Strona główna / Aktualności / Ktoś strzela do zwierząt w Mosinie

Ktoś strzela do zwierząt w Mosinie

Kota, ze śrutem w jamie brzusznej, znalazła mieszkanka w okolicy ogródków działkowych przy ul. Mocka.

Pani Katarzyna jest wolontariuszką, która dokarmia wolno żyjące koty. Jak opisuje, w zeszłym tygodniu jej uwagę zwróciło zwierzę, które przyszło w tragicznym stanie. – Przyszedł poraniony na jedzenie.
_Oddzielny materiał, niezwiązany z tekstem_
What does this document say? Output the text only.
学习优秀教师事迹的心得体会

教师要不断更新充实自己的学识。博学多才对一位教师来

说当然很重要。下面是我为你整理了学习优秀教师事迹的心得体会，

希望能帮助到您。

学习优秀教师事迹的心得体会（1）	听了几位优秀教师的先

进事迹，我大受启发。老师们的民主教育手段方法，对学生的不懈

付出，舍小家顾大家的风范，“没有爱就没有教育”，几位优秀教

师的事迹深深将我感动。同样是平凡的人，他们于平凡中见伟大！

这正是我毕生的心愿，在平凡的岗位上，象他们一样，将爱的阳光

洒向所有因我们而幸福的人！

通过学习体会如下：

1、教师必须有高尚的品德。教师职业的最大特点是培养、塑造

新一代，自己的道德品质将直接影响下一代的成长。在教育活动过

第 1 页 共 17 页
Za każdym razem kiedy widzimy że kot przychodzi z widocznymi ranami, kontuzją, czy nagle schudnie, zabieramy go do weterynarza. Byłyśmy przekonane, że kot jest pogryziony przez jakieś zwierzę – relacjonuje Katarzyna.

Razem ze znajomą, mieszkanka zabrała kota do lekarza. – Weterynarz wykonał RTG, które ujawniło kilka śrutów w szyi i jamie brzusznej. Dodatkowo, ma uszkodzenia kręgosłupa na odcinku szyjnym i ogonie, co według weterynarza może świadczyć o tym, że ktoś kota próbował „rozerwać” – kota można zabić w taki sposób, że równocześnie ciągnie się za ogon i głowę – mówi Katarzyna.
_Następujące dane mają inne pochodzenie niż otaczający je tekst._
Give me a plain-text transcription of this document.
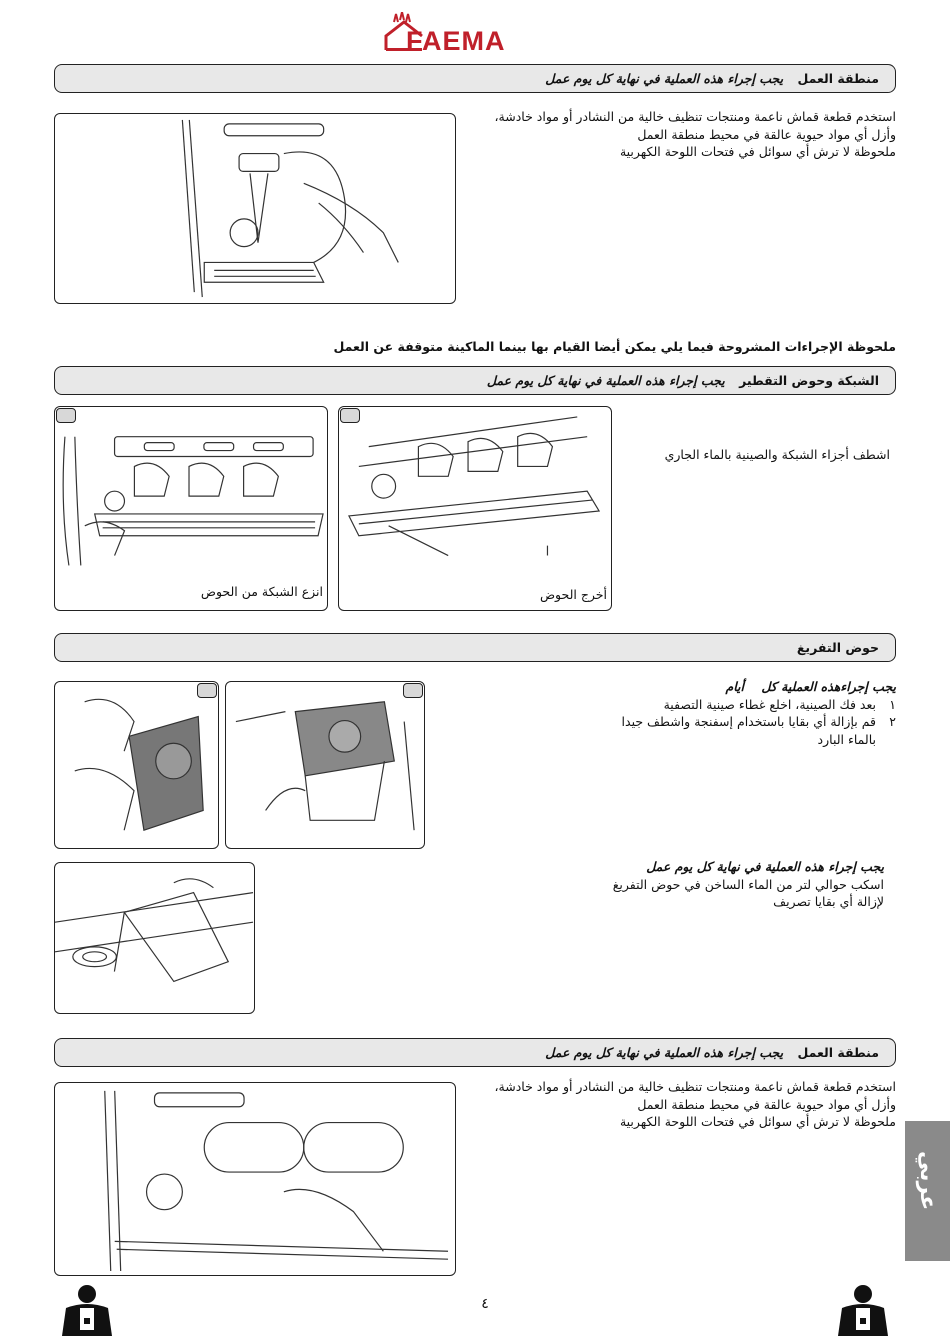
FAEMA
منطقة العمل يجب إجراء هذه العملية في نهاية كل يوم عمل
استخدم قطعة قماش ناعمة ومنتجات تنظيف خالية من النشادر أو مواد خادشة،
وأزل أي مواد حيوية عالقة في محيط منطقة العمل
ملحوظة لا ترش أي سوائل في فتحات اللوحة الكهربية
ملحوظة الإجراءات المشروحة فيما يلي يمكن أيضا القيام بها بينما الماكينة متوقفة عن العمل
الشبكة وحوض التقطير يجب إجراء هذه العملية في نهاية كل يوم عمل
انزع الشبكة من الحوض	أخرج الحوض
اشطف أجزاء الشبكة والصينية بالماء الجاري
حوض التفريغ
يجب إجراءهذه العملية كل    أيام
١
بعد فك الصينية، اخلع غطاء صينية التصفية
٢
قم بإزالة أي بقايا باستخدام إسفنجة واشطف جيدا
بالماء البارد
يجب إجراء هذه العملية في نهاية كل يوم عمل
اسكب حوالي لتر من الماء الساخن في حوض التفريغ
لإزالة أي بقايا تصريف
منطقة العمل يجب إجراء هذه العملية في نهاية كل يوم عمل
استخدم قطعة قماش ناعمة ومنتجات تنظيف خالية من النشادر أو مواد خادشة،
وأزل أي مواد حيوية عالقة في محيط منطقة العمل
ملحوظة لا ترش أي سوائل في فتحات اللوحة الكهربية
عربي
٤
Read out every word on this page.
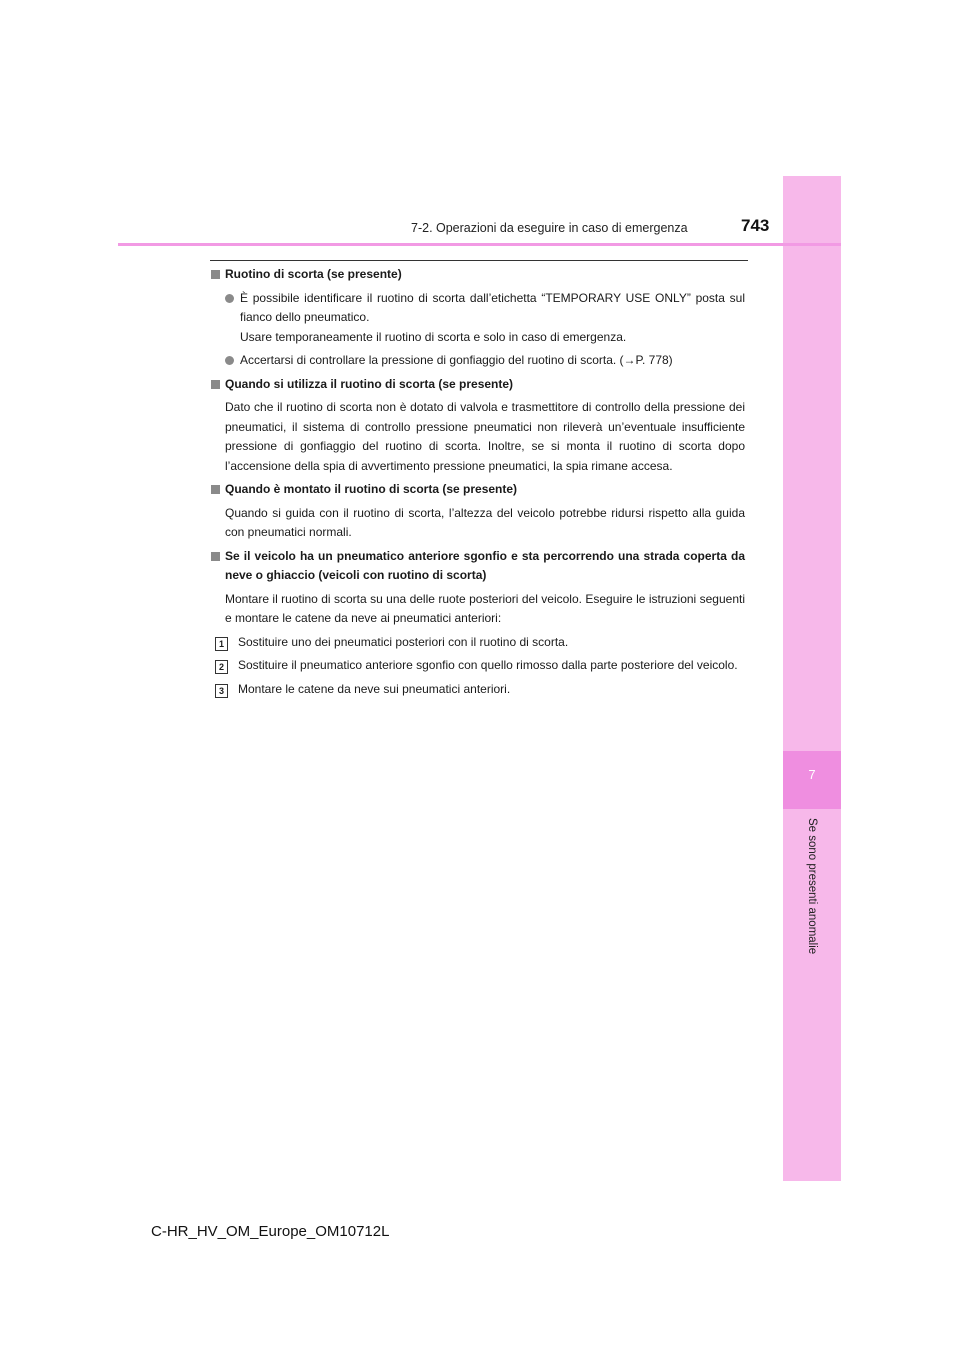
7
Se sono presenti anomalie
7-2. Operazioni da eseguire in caso di emergenza	743
Ruotino di scorta (se presente)
È possibile identificare il ruotino di scorta dall’etichetta “TEMPORARY USE ONLY” posta sul fianco dello pneumatico.
Usare temporaneamente il ruotino di scorta e solo in caso di emergenza.
Accertarsi di controllare la pressione di gonfiaggio del ruotino di scorta. (→P. 778)
Quando si utilizza il ruotino di scorta (se presente)
Dato che il ruotino di scorta non è dotato di valvola e trasmettitore di controllo della pressione dei pneumatici, il sistema di controllo pressione pneumatici non rileverà un’eventuale insufficiente pressione di gonfiaggio del ruotino di scorta. Inoltre, se si monta il ruotino di scorta dopo l’accensione della spia di avvertimento pressione pneumatici, la spia rimane accesa.
Quando è montato il ruotino di scorta (se presente)
Quando si guida con il ruotino di scorta, l’altezza del veicolo potrebbe ridursi rispetto alla guida con pneumatici normali.
Se il veicolo ha un pneumatico anteriore sgonfio e sta percorrendo una strada coperta da neve o ghiaccio (veicoli con ruotino di scorta)
Montare il ruotino di scorta su una delle ruote posteriori del veicolo. Eseguire le istruzioni seguenti e montare le catene da neve ai pneumatici anteriori:
1	Sostituire uno dei pneumatici posteriori con il ruotino di scorta.
2	Sostituire il pneumatico anteriore sgonfio con quello rimosso dalla parte posteriore del veicolo.
3	Montare le catene da neve sui pneumatici anteriori.
C-HR_HV_OM_Europe_OM10712L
Kot jest obecnie pod opieką mieszkanki, dochodzi do siebie. – Je, chodzi, ale jest dość trudny w obyciu, opatrywaniu ran, jako że jest kotem półdzikim. Ma biegunkę, stan skóry i sierści jest dramatyczny, widać że odczuwa okrutny świąd. Musimy go dalej diagnozować u chirurga – śrut w jamie brzusznej lekarzowi gminnemu wydawał się być nieoperacyjny, nie wyciągnął go, trzeba szerszych badań u specjalisty i dermatologa – dodaje wolontariuszka, która sprawę postrzelonego zwierzęcia zgłosiła na policję.
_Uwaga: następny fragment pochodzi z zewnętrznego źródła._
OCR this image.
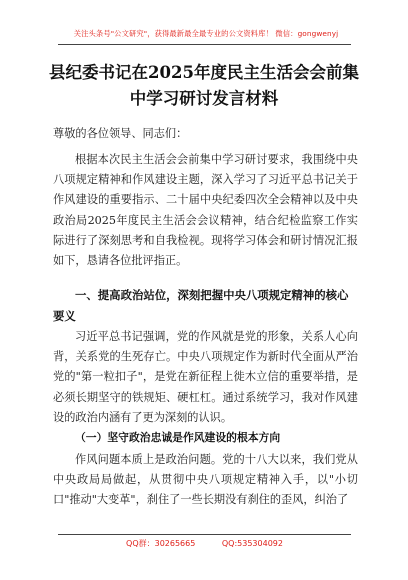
关注头条号"公文研究"，获得最新最全最专业的公文资料库！ 微信：gongwenyj
县纪委书记在2025年度民主生活会会前集中学习研讨发言材料
尊敬的各位领导、同志们：
根据本次民主生活会会前集中学习研讨要求，我围绕中央八项规定精神和作风建设主题，深入学习了习近平总书记关于作风建设的重要指示、二十届中央纪委四次全会精神以及中央政治局2025年度民主生活会会议精神，结合纪检监察工作实际进行了深刻思考和自我检视。现将学习体会和研讨情况汇报如下，恳请各位批评指正。
一、提高政治站位，深刻把握中央八项规定精神的核心要义
习近平总书记强调，党的作风就是党的形象，关系人心向背，关系党的生死存亡。中央八项规定作为新时代全面从严治党的"第一粒扣子"，是党在新征程上徙木立信的重要举措，是必须长期坚守的铁规矩、硬杠杠。通过系统学习，我对作风建设的政治内涵有了更为深刻的认识。
（一）坚守政治忠诚是作风建设的根本方向
作风问题本质上是政治问题。党的十八大以来，我们党从中央政局局做起，从贯彻中央八项规定精神入手，以"小切口"推动"大变革"，刹住了一些长期没有刹住的歪风，纠治了
QQ群：30265665	QQ:535304092
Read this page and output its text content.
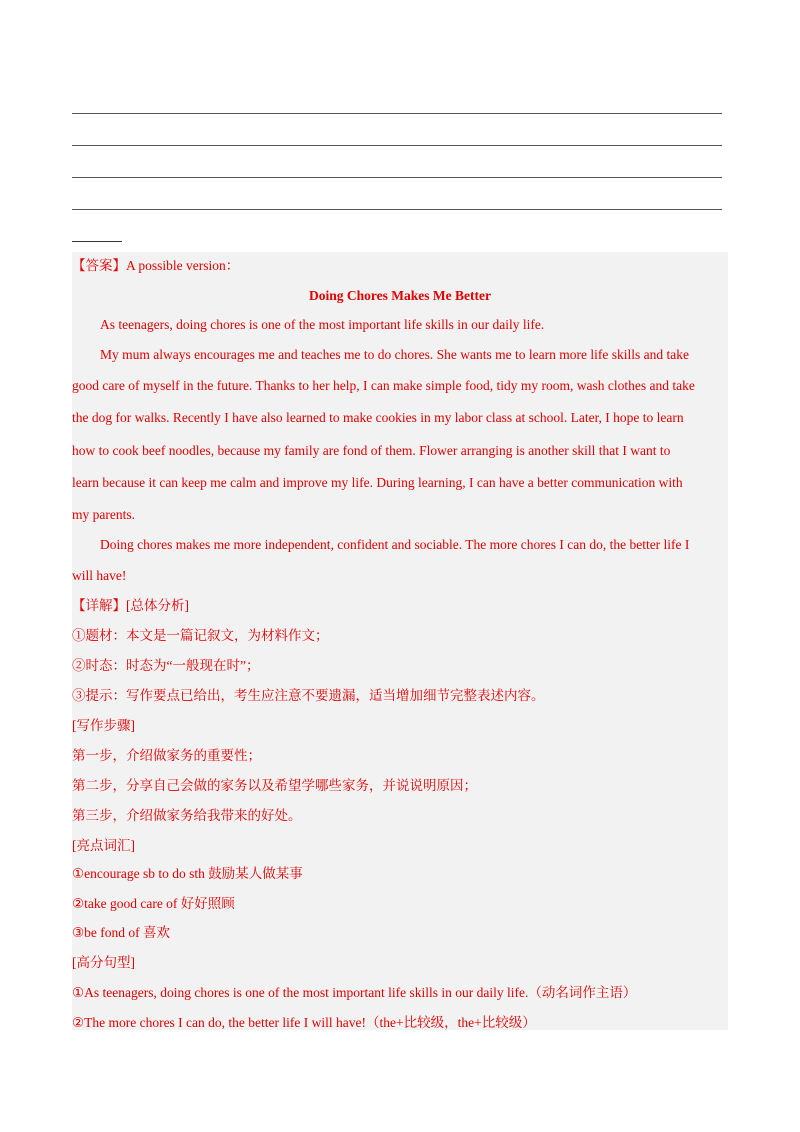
【答案】A possible version：
Doing Chores Makes Me Better
As teenagers, doing chores is one of the most important life skills in our daily life.
My mum always encourages me and teaches me to do chores. She wants me to learn more life skills and take
good care of myself in the future. Thanks to her help, I can make simple food, tidy my room, wash clothes and take
the dog for walks. Recently I have also learned to make cookies in my labor class at school. Later, I hope to learn
how to cook beef noodles, because my family are fond of them. Flower arranging is another skill that I want to
learn because it can keep me calm and improve my life. During learning, I can have a better communication with
my parents.
Doing chores makes me more independent, confident and sociable. The more chores I can do, the better life I
will have!
【详解】[总体分析]
①题材：本文是一篇记叙文，为材料作文；
②时态：时态为“一般现在时”；
③提示：写作要点已给出，考生应注意不要遗漏，适当增加细节完整表述内容。
[写作步骤]
第一步，介绍做家务的重要性；
第二步，分享自己会做的家务以及希望学哪些家务，并说说明原因；
第三步，介绍做家务给我带来的好处。
[亮点词汇]
①encourage sb to do sth 鼓励某人做某事
②take good care of 好好照顾
③be fond of 喜欢
[高分句型]
①As teenagers, doing chores is one of the most important life skills in our daily life.（动名词作主语）
②The more chores I can do, the better life I will have!（the+比较级，the+比较级）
W piątek 13 sierpnia br. do Komisariatu Policji w Mosinie wpłynęło e-mailowe zgłoszenie dotyczące znalezienia kota z ranami świadczącymi o postrzeleniu zwierzęcia z wiatrówki. Obecnie sprawa jest wyjaśniana przez policjantów zapewnia podinsp. Iwona Liszczyńska z zespołu prasowego wielkopolskiej policji.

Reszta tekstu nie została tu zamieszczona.